July 15, 2013

Google Fellows Piloting Tech Ed In Lowcountry

Brendan Kearney  /  Post and Courier

They're from Google, and they're here to help.

That's right, the Internet giant has brought a "SWAT team" of 14 up-and-coming tech education specialists to the Lowcountry as part of a first-of-its-kind effort to inspire the next generation of coders and learn how best to reach them. They arrived last month, are preparing now at Google's Berkeley County data center, and will be coming soon to a summer camp, after-school program or classroom near you.

The idea is to bring the gospel of computer programming and computational thinking to all children, especially underrepresented demographics, and close the gap between the ever-increasing demand in science, technology, engineering and math (STEM) and the woefully inadequate "pipeline."

Google hopes to learn "what really works and then try to scale it," said Maggie Johnson, a former Stanford professor who is now Google's director of education and university relations. In an interview with The Post and Courier last week, Johnson and her pair of lieutenants who will lead the two-year Google Computer Science Teaching Fellows Practicum emphasized that they have goals but no predetermined path or "answer."

"This has never been done before," Johnson said. "We know that we want to reach as many kids as we can."

Johnson said Google, which is based in Mountain View, Calif., picked Berkeley County as the program's starting point because it's centrally located among its Southeast data centers and because it's "a place where not as much investment is being made." (Fifty-seven percent of the 31,000 Berkeley County School District students qualify for free and reduced lunches, according to a district spokeswoman.)

"There's a huge diversity challenge in computer science education," Johnson said, noting that only about 20 percent of people in the field are women or minorities. The plan is to expand into the rest of South Carolina and then into North Carolina and Georgia, where Google also has data centers, next year.

Johnson touted the fellows as a standout group drawn from Google's tech recruiting process and from teacher prep programs and Teach for America. Half are computer scientists and half are science or math teachers, and the cadre includes a couple of Clemson graduates and a North Charleston native. According to program manager Kate Berrio, they will train over the summer, dropping in on events like the iTeams camp at Berkeley High School last week, and then go into after-school programs starting in September. Exactly what they'll be doing isn't yet clear.
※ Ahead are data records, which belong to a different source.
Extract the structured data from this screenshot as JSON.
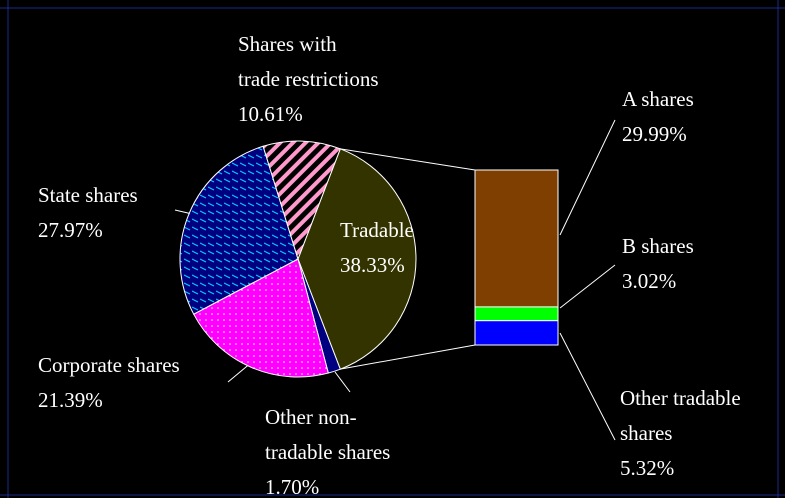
{
  "chart_data": {
    "type": "pie-of-bar",
    "pie": {
      "categories": [
        "Tradable",
        "Other non-\ntradable shares",
        "Corporate shares",
        "State shares",
        "Shares with\ntrade restrictions"
      ],
      "values": [
        38.33,
        1.7,
        21.39,
        27.97,
        10.61
      ],
      "value_labels": [
        "38.33%",
        "1.70%",
        "21.39%",
        "27.97%",
        "10.61%"
      ],
      "colors": [
        "#333300",
        "#000080",
        "#ff00ff",
        "#000080",
        "#000000"
      ]
    },
    "bar": {
      "categories": [
        "A shares",
        "B shares",
        "Other tradable\nshares"
      ],
      "values": [
        29.99,
        3.02,
        5.32
      ],
      "value_labels": [
        "29.99%",
        "3.02%",
        "5.32%"
      ],
      "colors": [
        "#7f3f00",
        "#00ff00",
        "#0000ff"
      ]
    }
  }
}
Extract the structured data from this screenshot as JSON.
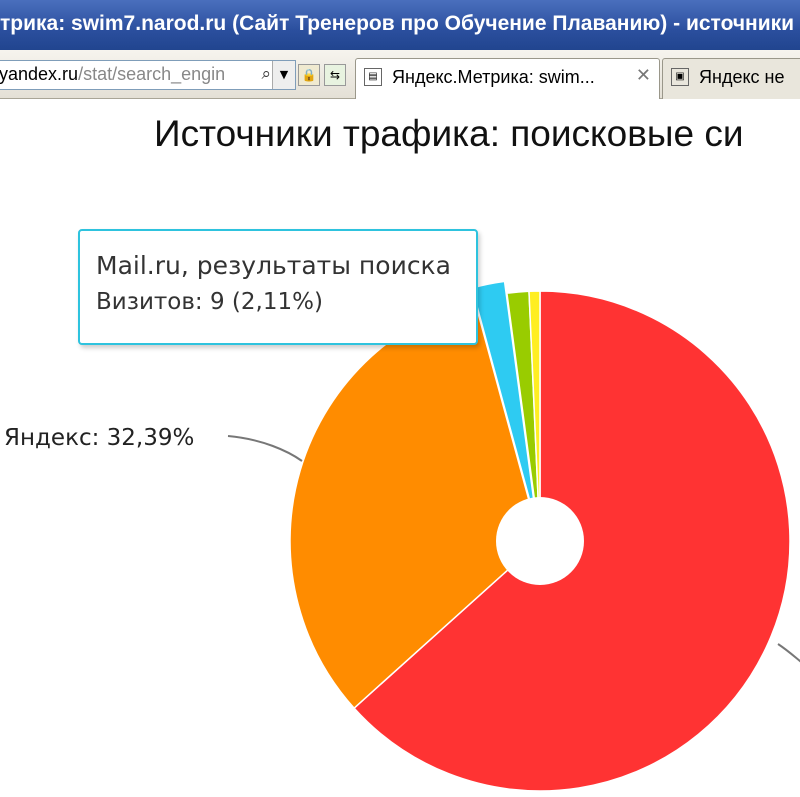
{
  "window": {
    "title": "трика: swim7.narod.ru (Сайт Тренеров про Обучение Плаванию) - источники"
  },
  "address_bar": {
    "host": "yandex.ru",
    "path": "/stat/search_engin"
  },
  "tabs": [
    {
      "label": "Яндекс.Метрика: swim...",
      "active": true
    },
    {
      "label": "Яндекс не",
      "active": false
    }
  ],
  "page": {
    "heading": "Источники трафика: поисковые си"
  },
  "tooltip": {
    "line1": "Mail.ru, результаты поиска",
    "line2": "Визитов: 9 (2,11%)"
  },
  "chart_data": {
    "type": "pie",
    "donut": true,
    "data_label": "Яндекс: 32,39%",
    "slices": [
      {
        "name": "",
        "value": 63.27,
        "color": "#ff3333"
      },
      {
        "name": "Яндекс",
        "value": 32.39,
        "color": "#ff8c00"
      },
      {
        "name": "Mail.ru, результаты поиска",
        "value": 2.11,
        "visits": 9,
        "color": "#2ecbf2",
        "highlighted": true
      },
      {
        "name": "",
        "value": 1.41,
        "color": "#99cc00"
      },
      {
        "name": "",
        "value": 0.7,
        "color": "#ffee22"
      }
    ]
  },
  "colors": {
    "titlebar": "#2b4f9e",
    "tooltip_border": "#2ec3de"
  },
  "icons": {
    "search": "magnifier-icon",
    "lock": "lock-icon",
    "refresh": "refresh-icon",
    "tab": "metrica-tab-icon",
    "close": "close-icon"
  }
}
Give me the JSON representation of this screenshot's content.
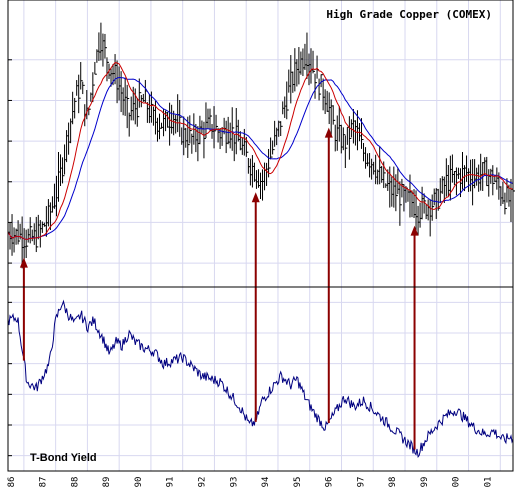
{
  "chart_data": [
    {
      "type": "bar",
      "style": "ohlc-bar-chart with moving averages",
      "title": "High Grade Copper (COMEX)",
      "x_tick_labels": [
        "86",
        "87",
        "88",
        "89",
        "90",
        "91",
        "92",
        "93",
        "94",
        "95",
        "96",
        "97",
        "98",
        "99",
        "00",
        "01"
      ],
      "grid": true,
      "colors": {
        "bars": "#000000",
        "ma_short": "#cc0000",
        "ma_long": "#0000cc",
        "grid": "#d8d8f0",
        "arrows": "#8b0000"
      },
      "series": [
        {
          "kind": "price",
          "x": [
            1986.0,
            1986.3,
            1986.6,
            1986.9,
            1987.1,
            1987.3,
            1987.5,
            1987.7,
            1987.9,
            1988.1,
            1988.3,
            1988.5,
            1988.7,
            1988.9,
            1989.0,
            1989.2,
            1989.4,
            1989.6,
            1989.8,
            1990.0,
            1990.3,
            1990.6,
            1990.9,
            1991.2,
            1991.5,
            1991.8,
            1992.1,
            1992.4,
            1992.7,
            1993.0,
            1993.3,
            1993.6,
            1993.8,
            1994.0,
            1994.3,
            1994.6,
            1994.9,
            1995.1,
            1995.4,
            1995.7,
            1996.0,
            1996.3,
            1996.6,
            1996.9,
            1997.2,
            1997.5,
            1997.8,
            1998.1,
            1998.4,
            1998.7,
            1998.9,
            1999.2,
            1999.5,
            1999.8,
            2000.1,
            2000.4,
            2000.7,
            2001.0,
            2001.3,
            2001.6,
            2001.8
          ],
          "y": [
            63,
            62,
            60,
            61,
            65,
            70,
            78,
            90,
            105,
            118,
            125,
            110,
            130,
            145,
            140,
            132,
            128,
            120,
            112,
            115,
            118,
            110,
            108,
            112,
            104,
            102,
            105,
            108,
            104,
            106,
            100,
            92,
            88,
            84,
            96,
            110,
            125,
            132,
            138,
            128,
            120,
            105,
            100,
            108,
            96,
            92,
            84,
            80,
            78,
            76,
            72,
            74,
            76,
            84,
            86,
            88,
            86,
            88,
            85,
            78,
            76
          ]
        },
        {
          "kind": "yield",
          "x": [
            1986.0,
            1986.3,
            1986.6,
            1986.9,
            1987.1,
            1987.3,
            1987.5,
            1987.7,
            1987.9,
            1988.1,
            1988.3,
            1988.5,
            1988.7,
            1988.9,
            1989.0,
            1989.2,
            1989.4,
            1989.6,
            1989.8,
            1990.0,
            1990.3,
            1990.6,
            1990.9,
            1991.2,
            1991.5,
            1991.8,
            1992.1,
            1992.4,
            1992.7,
            1993.0,
            1993.3,
            1993.6,
            1993.8,
            1994.0,
            1994.3,
            1994.6,
            1994.9,
            1995.1,
            1995.4,
            1995.7,
            1996.0,
            1996.3,
            1996.6,
            1996.9,
            1997.2,
            1997.5,
            1997.8,
            1998.1,
            1998.4,
            1998.7,
            1998.9,
            1999.2,
            1999.5,
            1999.8,
            2000.1,
            2000.4,
            2000.7,
            2001.0,
            2001.3,
            2001.6,
            2001.8
          ],
          "y": [
            9.4,
            9.5,
            7.4,
            7.2,
            7.6,
            8.0,
            9.4,
            10.0,
            9.6,
            9.3,
            9.6,
            9.2,
            9.4,
            9.0,
            8.8,
            8.3,
            8.7,
            8.6,
            9.0,
            8.7,
            8.5,
            8.4,
            8.0,
            8.1,
            8.2,
            7.9,
            7.6,
            7.5,
            7.4,
            7.0,
            6.6,
            6.0,
            6.1,
            6.8,
            7.2,
            7.6,
            7.3,
            7.5,
            6.8,
            6.3,
            5.9,
            6.4,
            6.9,
            6.6,
            6.8,
            6.5,
            6.2,
            5.9,
            5.6,
            5.3,
            5.1,
            5.6,
            6.0,
            6.3,
            6.5,
            6.2,
            5.9,
            5.7,
            5.8,
            5.5,
            5.6
          ]
        }
      ]
    },
    {
      "type": "line",
      "title": "T-Bond Yield",
      "x_tick_labels": [
        "86",
        "87",
        "88",
        "89",
        "90",
        "91",
        "92",
        "93",
        "94",
        "95",
        "96",
        "97",
        "98",
        "99",
        "00",
        "01"
      ],
      "grid": true,
      "colors": {
        "line": "#000080",
        "grid": "#d8d8f0"
      }
    }
  ],
  "arrows": [
    {
      "label": "",
      "year": 1986.5
    },
    {
      "label": "",
      "year": 1993.8
    },
    {
      "label": "",
      "year": 1996.1
    },
    {
      "label": "",
      "year": 1998.8
    }
  ]
}
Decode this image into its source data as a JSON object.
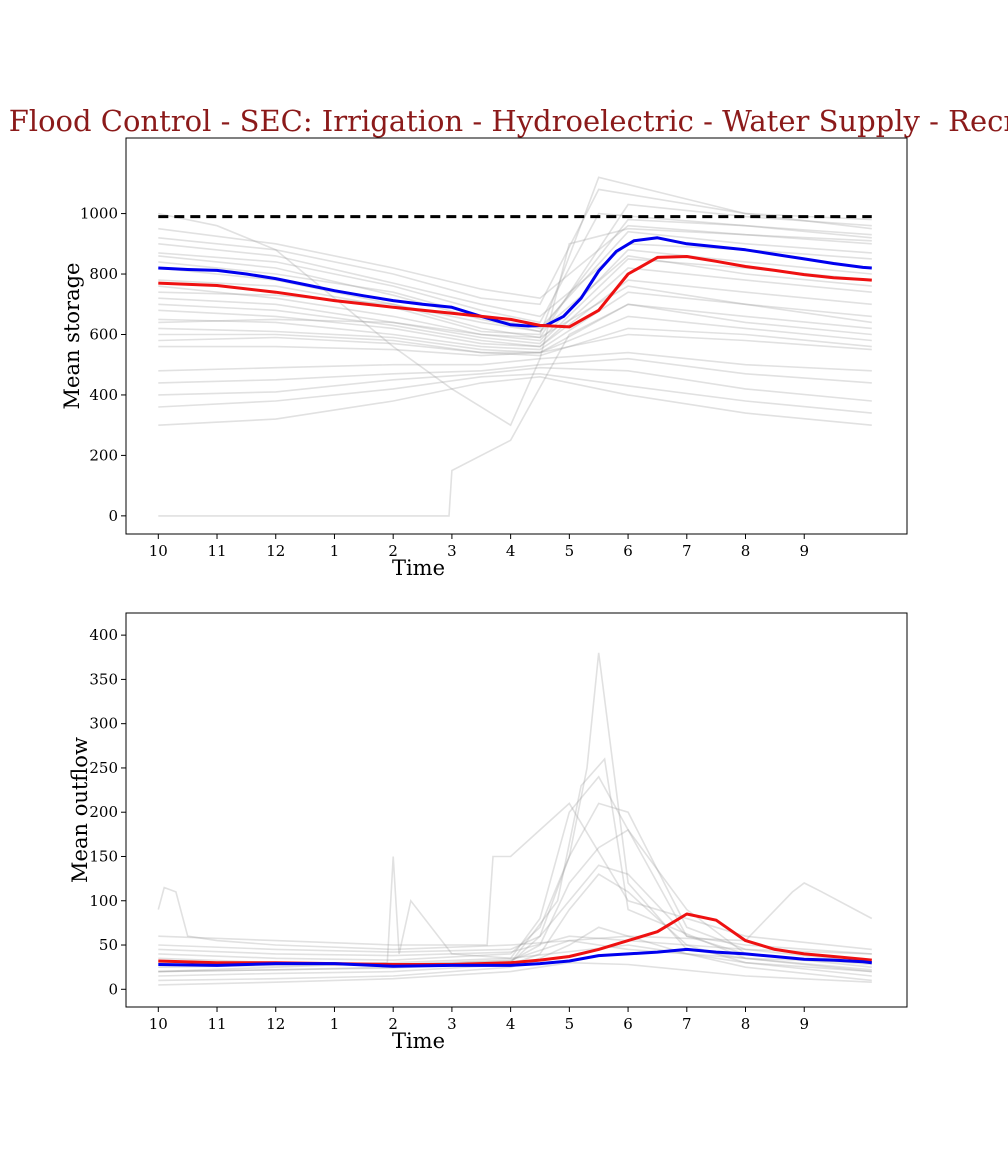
{
  "figure": {
    "title": "MAIN: Flood Control - SEC: Irrigation - Hydroelectric - Water Supply - Recreation",
    "title_color": "#8b1a1a"
  },
  "colors": {
    "background_traces": "#9a9a9a",
    "blue_series": "#0000ee",
    "red_series": "#ee1111",
    "capacity_line": "#000000"
  },
  "chart_data": [
    {
      "type": "line",
      "xlabel": "Time",
      "ylabel": "Mean storage",
      "categories": [
        "10",
        "11",
        "12",
        "1",
        "2",
        "3",
        "4",
        "5",
        "6",
        "7",
        "8",
        "9"
      ],
      "xlim": [
        -0.55,
        12.75
      ],
      "ylim": [
        -60,
        1250
      ],
      "yticks": [
        0,
        200,
        400,
        600,
        800,
        1000
      ],
      "capacity": {
        "value": 990,
        "x": [
          0,
          12.15
        ]
      },
      "series": [
        {
          "role": "blue",
          "x": [
            0,
            0.5,
            1,
            1.5,
            2,
            2.5,
            3,
            3.5,
            4,
            4.5,
            5,
            5.5,
            6,
            6.3,
            6.6,
            6.9,
            7.2,
            7.5,
            7.8,
            8.1,
            8.5,
            9,
            9.5,
            10,
            10.5,
            11,
            11.5,
            12,
            12.15
          ],
          "y": [
            820,
            815,
            812,
            800,
            785,
            765,
            745,
            728,
            712,
            700,
            690,
            660,
            632,
            628,
            630,
            660,
            720,
            810,
            875,
            910,
            920,
            900,
            890,
            880,
            865,
            850,
            835,
            822,
            820
          ]
        },
        {
          "role": "red",
          "x": [
            0,
            1,
            2,
            3,
            4,
            5,
            6,
            6.5,
            7,
            7.5,
            8,
            8.5,
            9,
            9.5,
            10,
            10.5,
            11,
            11.5,
            12,
            12.15
          ],
          "y": [
            770,
            762,
            740,
            712,
            690,
            670,
            650,
            630,
            625,
            680,
            800,
            855,
            858,
            842,
            825,
            812,
            798,
            788,
            782,
            780
          ]
        }
      ],
      "background_traces": [
        {
          "x": [
            0,
            2,
            4,
            5.5,
            6.5,
            8,
            10,
            12.15
          ],
          "y": [
            950,
            900,
            820,
            750,
            720,
            960,
            930,
            910
          ]
        },
        {
          "x": [
            0,
            2,
            4,
            5.5,
            6.5,
            8,
            10,
            12.15
          ],
          "y": [
            900,
            860,
            770,
            700,
            660,
            900,
            880,
            850
          ]
        },
        {
          "x": [
            0,
            2,
            4,
            5.5,
            6.5,
            8,
            10,
            12.15
          ],
          "y": [
            860,
            820,
            730,
            650,
            610,
            980,
            960,
            930
          ]
        },
        {
          "x": [
            0,
            2,
            4,
            5.5,
            6.5,
            8,
            10,
            12.15
          ],
          "y": [
            820,
            780,
            700,
            620,
            590,
            1030,
            990,
            960
          ]
        },
        {
          "x": [
            0,
            2,
            4,
            5.5,
            6.5,
            7.5,
            10,
            12.15
          ],
          "y": [
            780,
            760,
            690,
            610,
            600,
            1120,
            1000,
            980
          ]
        },
        {
          "x": [
            0,
            2,
            4,
            5.5,
            6.5,
            8,
            10,
            12.15
          ],
          "y": [
            760,
            720,
            660,
            600,
            580,
            880,
            840,
            800
          ]
        },
        {
          "x": [
            0,
            2,
            4,
            5.5,
            6.5,
            8,
            10,
            12.15
          ],
          "y": [
            720,
            700,
            640,
            590,
            570,
            850,
            820,
            780
          ]
        },
        {
          "x": [
            0,
            2,
            4,
            5.5,
            6.5,
            8,
            10,
            12.15
          ],
          "y": [
            700,
            680,
            630,
            580,
            560,
            820,
            780,
            740
          ]
        },
        {
          "x": [
            0,
            2,
            4,
            5.5,
            6.5,
            8,
            10,
            12.15
          ],
          "y": [
            680,
            660,
            620,
            570,
            560,
            780,
            740,
            700
          ]
        },
        {
          "x": [
            0,
            2,
            4,
            5.5,
            6.5,
            8,
            10,
            12.15
          ],
          "y": [
            650,
            640,
            600,
            560,
            550,
            740,
            700,
            660
          ]
        },
        {
          "x": [
            0,
            2,
            4,
            5.5,
            6.5,
            8,
            10,
            12.15
          ],
          "y": [
            620,
            610,
            590,
            550,
            540,
            700,
            660,
            620
          ]
        },
        {
          "x": [
            0,
            2,
            4,
            5.5,
            6.5,
            8,
            10,
            12.15
          ],
          "y": [
            600,
            600,
            580,
            540,
            540,
            660,
            620,
            580
          ]
        },
        {
          "x": [
            0,
            2,
            4,
            5.5,
            6.5,
            8,
            10,
            12.15
          ],
          "y": [
            580,
            590,
            570,
            540,
            530,
            620,
            600,
            560
          ]
        },
        {
          "x": [
            0,
            2,
            4,
            5.5,
            6.5,
            8,
            10,
            12.15
          ],
          "y": [
            560,
            560,
            550,
            530,
            540,
            600,
            580,
            550
          ]
        },
        {
          "x": [
            0,
            2,
            4,
            5.5,
            6.5,
            8,
            10,
            12.15
          ],
          "y": [
            480,
            490,
            500,
            500,
            520,
            540,
            500,
            480
          ]
        },
        {
          "x": [
            0,
            2,
            4,
            5.5,
            6.5,
            8,
            10,
            12.15
          ],
          "y": [
            440,
            450,
            470,
            480,
            500,
            520,
            470,
            440
          ]
        },
        {
          "x": [
            0,
            2,
            4,
            5.5,
            6.5,
            8,
            10,
            12.15
          ],
          "y": [
            400,
            410,
            450,
            470,
            490,
            480,
            420,
            380
          ]
        },
        {
          "x": [
            0,
            2,
            4,
            5.5,
            6.5,
            8,
            10,
            12.15
          ],
          "y": [
            360,
            380,
            420,
            460,
            470,
            430,
            380,
            340
          ]
        },
        {
          "x": [
            0,
            2,
            4,
            5.5,
            6.5,
            8,
            10,
            12.15
          ],
          "y": [
            300,
            320,
            380,
            440,
            460,
            400,
            340,
            300
          ]
        },
        {
          "x": [
            0,
            1,
            2,
            3,
            4,
            5,
            6,
            6.5,
            7,
            8,
            10,
            12.15
          ],
          "y": [
            1000,
            960,
            880,
            720,
            560,
            420,
            300,
            520,
            900,
            950,
            930,
            900
          ]
        },
        {
          "x": [
            0,
            2,
            4,
            5.5,
            6.5,
            7.5,
            10,
            12.15
          ],
          "y": [
            920,
            880,
            800,
            720,
            700,
            1080,
            1000,
            950
          ]
        },
        {
          "x": [
            0,
            2,
            4,
            5.5,
            6.5,
            7.5,
            10,
            12.15
          ],
          "y": [
            870,
            840,
            760,
            680,
            640,
            1000,
            960,
            920
          ]
        },
        {
          "x": [
            0,
            2,
            4,
            5.5,
            6.5,
            8,
            10,
            12.15
          ],
          "y": [
            840,
            800,
            740,
            660,
            620,
            940,
            900,
            870
          ]
        },
        {
          "x": [
            0,
            2,
            4,
            5.5,
            6.5,
            8,
            10,
            12.15
          ],
          "y": [
            640,
            650,
            640,
            600,
            590,
            760,
            700,
            640
          ]
        },
        {
          "x": [
            0,
            2,
            4,
            5.5,
            6.5,
            8,
            10,
            12.15
          ],
          "y": [
            740,
            730,
            700,
            640,
            610,
            860,
            800,
            760
          ]
        },
        {
          "x": [
            0,
            4.95,
            5,
            6,
            7,
            8,
            10,
            12.15
          ],
          "y": [
            0,
            0,
            150,
            250,
            600,
            700,
            640,
            600
          ]
        }
      ]
    },
    {
      "type": "line",
      "xlabel": "Time",
      "ylabel": "Mean outflow",
      "categories": [
        "10",
        "11",
        "12",
        "1",
        "2",
        "3",
        "4",
        "5",
        "6",
        "7",
        "8",
        "9"
      ],
      "xlim": [
        -0.55,
        12.75
      ],
      "ylim": [
        -20,
        425
      ],
      "yticks": [
        0,
        50,
        100,
        150,
        200,
        250,
        300,
        350,
        400
      ],
      "series": [
        {
          "role": "red",
          "x": [
            0,
            1,
            2,
            3,
            4,
            5,
            6,
            6.5,
            7,
            7.5,
            8,
            8.5,
            9,
            9.5,
            10,
            10.5,
            11,
            11.5,
            12,
            12.15
          ],
          "y": [
            32,
            30,
            30,
            29,
            28,
            28,
            30,
            33,
            37,
            45,
            55,
            65,
            85,
            78,
            55,
            45,
            40,
            37,
            34,
            33
          ]
        },
        {
          "role": "blue",
          "x": [
            0,
            1,
            2,
            3,
            4,
            5,
            6,
            6.5,
            7,
            7.5,
            8,
            8.5,
            9,
            9.5,
            10,
            10.5,
            11,
            11.5,
            12,
            12.15
          ],
          "y": [
            28,
            27,
            29,
            29,
            26,
            27,
            27,
            29,
            32,
            38,
            40,
            42,
            45,
            42,
            40,
            37,
            34,
            33,
            31,
            30
          ]
        }
      ],
      "background_traces": [
        {
          "x": [
            0,
            2,
            4,
            6,
            6.5,
            7,
            7.3,
            7.5,
            8,
            9,
            10,
            12.15
          ],
          "y": [
            20,
            22,
            25,
            30,
            60,
            150,
            250,
            380,
            120,
            45,
            35,
            20
          ]
        },
        {
          "x": [
            0,
            2,
            4,
            6,
            6.5,
            7,
            7.5,
            8,
            9,
            10,
            12.15
          ],
          "y": [
            30,
            28,
            30,
            35,
            80,
            200,
            240,
            180,
            60,
            40,
            25
          ]
        },
        {
          "x": [
            0,
            2,
            4,
            6,
            6.5,
            7,
            7.5,
            8,
            9,
            10,
            12.15
          ],
          "y": [
            40,
            35,
            33,
            40,
            70,
            150,
            210,
            200,
            70,
            45,
            30
          ]
        },
        {
          "x": [
            0,
            2,
            4,
            6,
            6.5,
            7,
            7.5,
            8,
            9,
            10,
            12.15
          ],
          "y": [
            25,
            27,
            28,
            32,
            50,
            120,
            160,
            180,
            90,
            40,
            28
          ]
        },
        {
          "x": [
            0,
            2,
            4,
            6,
            6.5,
            7,
            7.5,
            8,
            9,
            10,
            12.15
          ],
          "y": [
            50,
            45,
            42,
            45,
            60,
            100,
            140,
            130,
            60,
            50,
            40
          ]
        },
        {
          "x": [
            0,
            2,
            4,
            5.6,
            5.7,
            6,
            6.5,
            7,
            8,
            10,
            12.15
          ],
          "y": [
            60,
            55,
            50,
            50,
            150,
            150,
            180,
            210,
            100,
            60,
            45
          ]
        },
        {
          "x": [
            0,
            0.1,
            0.3,
            0.5,
            1,
            2,
            4,
            6,
            8,
            10,
            10.8,
            11,
            11.3,
            12.15
          ],
          "y": [
            90,
            115,
            110,
            60,
            55,
            50,
            45,
            50,
            60,
            55,
            110,
            120,
            110,
            80
          ]
        },
        {
          "x": [
            0,
            2,
            3.9,
            4,
            4.1,
            4.3,
            5,
            6,
            8,
            10,
            12.15
          ],
          "y": [
            20,
            25,
            30,
            150,
            40,
            100,
            40,
            35,
            50,
            30,
            20
          ]
        },
        {
          "x": [
            0,
            2,
            4,
            6,
            6.5,
            7,
            7.5,
            8,
            9,
            10,
            12.15
          ],
          "y": [
            10,
            12,
            15,
            25,
            35,
            50,
            70,
            60,
            40,
            25,
            10
          ]
        },
        {
          "x": [
            0,
            2,
            4,
            6,
            6.5,
            7,
            7.5,
            8,
            9,
            10,
            12.15
          ],
          "y": [
            15,
            18,
            20,
            28,
            40,
            90,
            130,
            110,
            50,
            30,
            15
          ]
        },
        {
          "x": [
            0,
            2,
            4,
            6,
            7,
            8,
            10,
            12.15
          ],
          "y": [
            35,
            30,
            28,
            33,
            55,
            45,
            35,
            30
          ]
        },
        {
          "x": [
            0,
            2,
            4,
            6,
            7,
            8,
            10,
            12.15
          ],
          "y": [
            45,
            40,
            38,
            42,
            60,
            55,
            45,
            40
          ]
        },
        {
          "x": [
            0,
            2,
            4,
            6,
            6.8,
            7.2,
            7.6,
            8,
            10,
            12.15
          ],
          "y": [
            20,
            22,
            24,
            30,
            100,
            230,
            260,
            90,
            35,
            22
          ]
        },
        {
          "x": [
            0,
            2,
            4,
            6,
            7,
            8,
            10,
            12.15
          ],
          "y": [
            5,
            8,
            12,
            20,
            30,
            28,
            15,
            8
          ]
        }
      ]
    }
  ]
}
"We're not coming here to change anything that's being done," said Berrio, who wore a Google T-shirt, as did project manager Cameron Fadjo. "We figure if we start with the student ... that allows us to come in to the community in the most sensitive way possible." The Google team let the local school districts know about the program toward the end of the academic year and then met with a group of them last week.

The response was predictably positive. Amy Kovach, spokeswoman for the Berkeley County School District, said talks are in the "very elementary" stages but that the district is "absolutely thrilled for the opportunity to pilot this."

"I think that any time you have someone like Google who's willing to partner with you to further education of students, teachers and community, I feel that's a win-win situation," said Minnie Newman-Caldwell, STEM coordinator for Dorchester School District 2 and mayor of Hanahan. "You just can't go wrong with it." Much remains to be seen over the coming months and years, but Berrio says the open-ended approach is "really kind of Google's way of doing things."

Well, that "way" seems to have worked for pretty much everything else, so have at it, Googlers.